To substantiate the lightweight design beyond parameter count, we profiled the end-to-end inference efficiency of PLMT-Net on the same server described in Section 4.1.3 (NVIDIA RTX 3090, PyTorch 1.8.1, torch.no_grad mode). Latency was measured using wall-clock timing (time.perf_counter) with explicit device synchronization over 1000 valid samples, and both per-batch and per-sample latency were recorded. Throughput was computed as samples per second, while the peak GPU memory was obtained from the maximum allocated and reserved values during the full forward process (neighbor scoring, top-K selection, physics-guided attention, and decoding).
Table 4 presents that PLMT-Net achieves real-time inference capability (≥10 Hz, 60.6 ms < 100 ms) in an online setting, while maintaining a small memory footprint (<100 MB at B = 1). With mini-batching, the throughput scales to approximately 65 samples/s with modest memory growth. The efficiency stems from the use of physics priors formulated as closed-form terms—Top-K gating coefficients  A i j  and additive logits weights  w i j —which introduce negligible computational overhead and avoid any auxiliary heavy branches, thereby preserving the lightweight design.
These measurements confirm that the proposed PLMT-Net can meet real-time requirements for online trajectory prediction in typical autonomous driving scenarios.
Measurement protocol. Inference was benchmarked for the full forward path (neighbor scoring  A i j , top-K selection, physics-guided attention  w i j , and decoding), using the same input configuration as in Section 4.1 (2 s history and 3 s future horizon,  K = 0.8 | C i ). Measurements were taken in model.eval() and torch.no_grad() modes. Latency was recorded via CUDA events with device synchronization, averaged over 1000 valid samples after a short warm-up (excluded from averages). Peak GPU memory was recorded using torch.cuda.reset_peak_memory_stats(), followed by torch.cuda.max_memory_allocated() and torch.cuda.max_memory_reserved().

4.4. Results

4.4.1. Comparison with Existing Methods

As shown in Table 5, PLMT-Net achieves the best results across all three metrics (minADE, minFDE, MR) while using the fewest parameters, demonstrating both high prediction accuracy and a compact model size. The baselines include a transformer-based architecture (HiVT [13]), a graph neural network (LaneGCN [8]), and a hybrid design with attention modules (DenseTNT [38]), representing three representative families of current trajectory-prediction methods.
The superior performance of PLMT-Net is due to two key innovations: (1) the integration of physical information to optimize interaction partners, and (2) the fusion of interaction features with explicit physical priors in both neighbor selection and attention allocation during inference. Unlike HiVT, LaneGCN, and DenseTNT, which rely purely on learned interaction features or graph structures without explicit physical constraints at inference time, PLMT-Net directly injects physics priors into the interaction modeling. This leads to more robust and interpretable predictions, especially in complex multi-agent scenarios.
From a runtime perspective, we profile PLMT-Net and HiVT on the same GPU, obtaining latencies of 60.6 ms and 49.4 ms. For LaneGCN and DenseTNT, we report latencies of 55.32 ms and 138.59 ms, as reported in (RTX 2080, batch size 1) [39]. Overall, PLMT-Net achieves latency comparable to other lightweight baselines and substantially lower than DenseTNT, while simultaneously offering higher accuracy with fewer parameters.
The slightly higher latency of PLMT-Net compared to the fastest baselines is mainly due to the incorporation of physics-guided neighbor filtering and attention, which introduces a small computational overhead but enforces physically plausible interactions. In practice, the model still operates in real time on a commodity GPU, and this modest increase in inference time represents a reasonable trade-off for improved prediction accuracy, physical feasibility, and interpretability.

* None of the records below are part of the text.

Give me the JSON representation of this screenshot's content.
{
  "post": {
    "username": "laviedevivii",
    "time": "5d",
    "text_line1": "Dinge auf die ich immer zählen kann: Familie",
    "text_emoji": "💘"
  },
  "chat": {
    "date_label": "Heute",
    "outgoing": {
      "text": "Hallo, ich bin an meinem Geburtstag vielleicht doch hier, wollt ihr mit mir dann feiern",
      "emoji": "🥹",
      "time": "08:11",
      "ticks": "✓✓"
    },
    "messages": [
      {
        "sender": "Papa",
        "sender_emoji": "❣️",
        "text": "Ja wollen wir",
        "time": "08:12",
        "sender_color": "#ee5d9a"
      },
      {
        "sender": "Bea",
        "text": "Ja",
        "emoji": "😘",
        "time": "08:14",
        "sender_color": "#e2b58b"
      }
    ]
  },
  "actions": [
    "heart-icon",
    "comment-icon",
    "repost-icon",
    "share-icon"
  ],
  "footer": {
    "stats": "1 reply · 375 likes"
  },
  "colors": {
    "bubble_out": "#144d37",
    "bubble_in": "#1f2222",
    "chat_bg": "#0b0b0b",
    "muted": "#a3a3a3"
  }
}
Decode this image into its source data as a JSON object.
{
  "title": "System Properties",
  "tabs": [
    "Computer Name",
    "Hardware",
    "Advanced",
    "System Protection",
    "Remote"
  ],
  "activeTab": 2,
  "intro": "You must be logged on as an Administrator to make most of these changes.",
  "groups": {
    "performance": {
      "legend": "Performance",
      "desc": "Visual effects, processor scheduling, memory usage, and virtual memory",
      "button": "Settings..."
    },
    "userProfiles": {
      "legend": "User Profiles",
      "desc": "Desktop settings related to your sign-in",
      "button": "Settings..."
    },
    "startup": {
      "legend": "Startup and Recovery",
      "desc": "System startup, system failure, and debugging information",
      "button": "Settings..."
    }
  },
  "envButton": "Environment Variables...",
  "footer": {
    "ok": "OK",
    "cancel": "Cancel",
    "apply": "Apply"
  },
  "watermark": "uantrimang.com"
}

4.4.2. Visualization of Prediction Results

As shown in Figure 8, we present several validation scenarios of the model on the Argoverse dataset. Each scenario plots only the prediction results of two representative target agents to intuitively demonstrate the model’s prediction capability. Following the benchmark protocol, trajectories are overlaid on the vectorized HD-map layers (including lane centerlines and topology) provided by Argoverse, consistent with the model’s vectorized inputs. Under various complex traffic situations (such as intersections, curves, overtaking, etc.), the proposed model can generate accurate, physically plausible, and diverse future trajectory distributions for multiple targets.
The results in the figure indicate that the predicted trajectories generally cover the ground-truth trajectories well. In straight driving scenarios in particular, the model’s predictions are more stable and accurate, indicating its strong adaptability to low-dynamics scenarios. In the overtaking scenario in the upper-left corner, the model successfully predicts the vehicle’s motion intent to change lanes and overtakes the front vehicle, demonstrating good behavior recognition ability. In the complex diverging intersection scenario in the lower-right corner, benefiting from the integration of lane structure information, the model can still output multimodal prediction results consistent with the ground-truth trajectory direction, showcasing its effective utilization capability of structural guidance information.

5. Discussion

5.1. Real-Time Feasibility and Deployment Efficiency

To evaluate the real-time feasibility of PLMT-Net, we benchmarked its end-to-end inference performance on a commodity GPU (NVIDIA RTX 3090, PyTorch 1.8.1). The model achieves an average per-sample latency of 60.6 ms (≈16.5 FPS) under online settings (batch = 1) and scales to ≈65 samples/s with mini-batching (batch = 8), while maintaining a small memory footprint (<100 MB). These results confirm that PLMT-Net can operate in real time on standard hardware, meeting the 10 Hz requirement commonly adopted in autonomous driving perception–prediction–planning loops.
In terms of deployment feasibility, the model’s lightweight design (≈0.65 M parameters) and use of closed-form physics priors (Equations (4) and (8)) eliminate the need for heavy auxiliary networks or iterative optimization, which facilitates on-device or embedded deployment. The inference efficiency and memory footprint measured in Section 4.3 demonstrate that the model can be integrated into real-time pipelines, providing a practical foundation for future closed-loop simulation or embedded testing.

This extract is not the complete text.